On the ground floor there are teaching facilities, a 200-seat auditorium and a library. Besides the labs, the 14,500 square-meter (156,000 sq. ft.) center includes classrooms, an imaging center, and areas for biological and pre-clinical research. Emphasis was placed on constructing an environmentally friendly building with a focus on conserving energy and reducing carbon dioxide emissions.
“We were very excited when we were asked to design the Safra Building at the Hebrew U and we have enjoyed our experience working in Jerusalem — Jerusalem is an extraordinary city with great history, very fascinating,” de Grey said.
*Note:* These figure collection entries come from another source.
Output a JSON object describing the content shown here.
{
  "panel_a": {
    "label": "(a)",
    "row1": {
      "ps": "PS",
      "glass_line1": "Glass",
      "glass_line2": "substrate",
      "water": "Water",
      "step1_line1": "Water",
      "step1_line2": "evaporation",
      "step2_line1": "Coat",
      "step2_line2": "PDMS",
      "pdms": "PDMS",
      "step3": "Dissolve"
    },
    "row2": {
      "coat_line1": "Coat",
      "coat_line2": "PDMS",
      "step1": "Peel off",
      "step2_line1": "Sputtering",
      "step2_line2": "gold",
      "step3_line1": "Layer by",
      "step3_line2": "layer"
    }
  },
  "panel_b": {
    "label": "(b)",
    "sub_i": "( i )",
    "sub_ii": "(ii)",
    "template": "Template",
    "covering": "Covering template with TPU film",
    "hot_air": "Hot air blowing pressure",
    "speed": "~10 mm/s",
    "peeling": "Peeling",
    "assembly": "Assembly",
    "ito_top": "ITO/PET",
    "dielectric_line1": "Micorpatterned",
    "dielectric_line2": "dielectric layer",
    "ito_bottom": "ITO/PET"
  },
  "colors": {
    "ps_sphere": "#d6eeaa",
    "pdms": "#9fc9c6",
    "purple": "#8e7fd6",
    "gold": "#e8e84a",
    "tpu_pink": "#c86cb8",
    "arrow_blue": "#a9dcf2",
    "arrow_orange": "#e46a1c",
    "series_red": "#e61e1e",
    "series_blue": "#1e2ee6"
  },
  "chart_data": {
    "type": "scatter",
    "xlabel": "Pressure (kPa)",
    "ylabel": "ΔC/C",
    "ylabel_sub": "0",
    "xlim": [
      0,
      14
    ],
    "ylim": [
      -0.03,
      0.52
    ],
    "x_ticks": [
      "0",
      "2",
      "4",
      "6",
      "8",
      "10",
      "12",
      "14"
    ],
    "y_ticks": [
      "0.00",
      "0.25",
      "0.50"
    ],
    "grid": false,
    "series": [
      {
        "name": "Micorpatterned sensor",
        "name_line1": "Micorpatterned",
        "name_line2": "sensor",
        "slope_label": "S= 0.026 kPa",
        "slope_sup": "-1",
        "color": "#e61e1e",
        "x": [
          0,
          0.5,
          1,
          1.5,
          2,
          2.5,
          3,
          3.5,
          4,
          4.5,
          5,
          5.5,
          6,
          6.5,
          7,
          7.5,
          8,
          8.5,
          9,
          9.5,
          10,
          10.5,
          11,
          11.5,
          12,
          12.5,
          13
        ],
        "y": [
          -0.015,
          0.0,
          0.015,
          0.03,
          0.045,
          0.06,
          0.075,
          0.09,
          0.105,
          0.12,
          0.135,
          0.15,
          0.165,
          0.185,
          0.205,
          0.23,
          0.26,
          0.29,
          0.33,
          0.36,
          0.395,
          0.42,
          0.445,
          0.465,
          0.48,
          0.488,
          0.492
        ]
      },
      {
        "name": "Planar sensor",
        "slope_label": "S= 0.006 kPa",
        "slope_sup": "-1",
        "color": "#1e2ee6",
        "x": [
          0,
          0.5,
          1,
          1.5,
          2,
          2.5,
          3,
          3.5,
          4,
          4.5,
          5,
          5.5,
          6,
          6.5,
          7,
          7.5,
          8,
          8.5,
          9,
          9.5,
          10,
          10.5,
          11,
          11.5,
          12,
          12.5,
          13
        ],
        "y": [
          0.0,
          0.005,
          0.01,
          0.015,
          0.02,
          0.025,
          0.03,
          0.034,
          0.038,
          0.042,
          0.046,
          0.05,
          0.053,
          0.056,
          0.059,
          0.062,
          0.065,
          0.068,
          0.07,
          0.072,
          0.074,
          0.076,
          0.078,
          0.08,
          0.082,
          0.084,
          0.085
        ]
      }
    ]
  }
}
The Hebrew University is defined by its “beautiful landscape with buildings set in it,” he said. So the architects kept landscaping as a key element for the new center, with a big landscaped area in front of it and a courtyard in the middle of the building.
“The roof that encloses the courtyard which is at the heart of the building will be open to the sky for most of the year because the climate is so good, and when it gets colder in the winter the roof can close,” he said. “It lets natural light in still, for the trees to grow underneath, but the roof can be closed so that the environment inside is not covered in snow or rain. And it protects the people using the space. But once the weather gets better, then we open the roof and you can enjoy the very good weather that Jerusalem has.”
One of the unique features of the buildings is its façade, with its two 60-meter long flanks enriched with a shading system that is “an exact reproduction” of late 19th century medical drawings of the brain done by Spanish neuroscientist Santiago Ramon y Cajal, said de Grey.
“He did these very beautiful line drawings of the brain,” de Grey said. The architects reproduced these drawings through the creation of an aluminum screen, “so when you approach the building you are very much aware that this is a building about the brain,” he said. “It adds a very delicate web of organic lines.”
Some 15 to 20 percent of Foster + Partner projects are for high-tech clients, de Grey estimated roughly. But “as a practice we work in all fields,” including hospitals, residential and cultural buildings, and railway stations.
“We have a very big cross-section of work, so we try not to specialize because we believe it is good to keep people working (for us to) keep moving to different types of buildings, so they approach the design in a fresh way – so you don’t spend all your time designing hospitals and offices. So, we try to keep a very broad spectrum of work. It is more enjoyable.”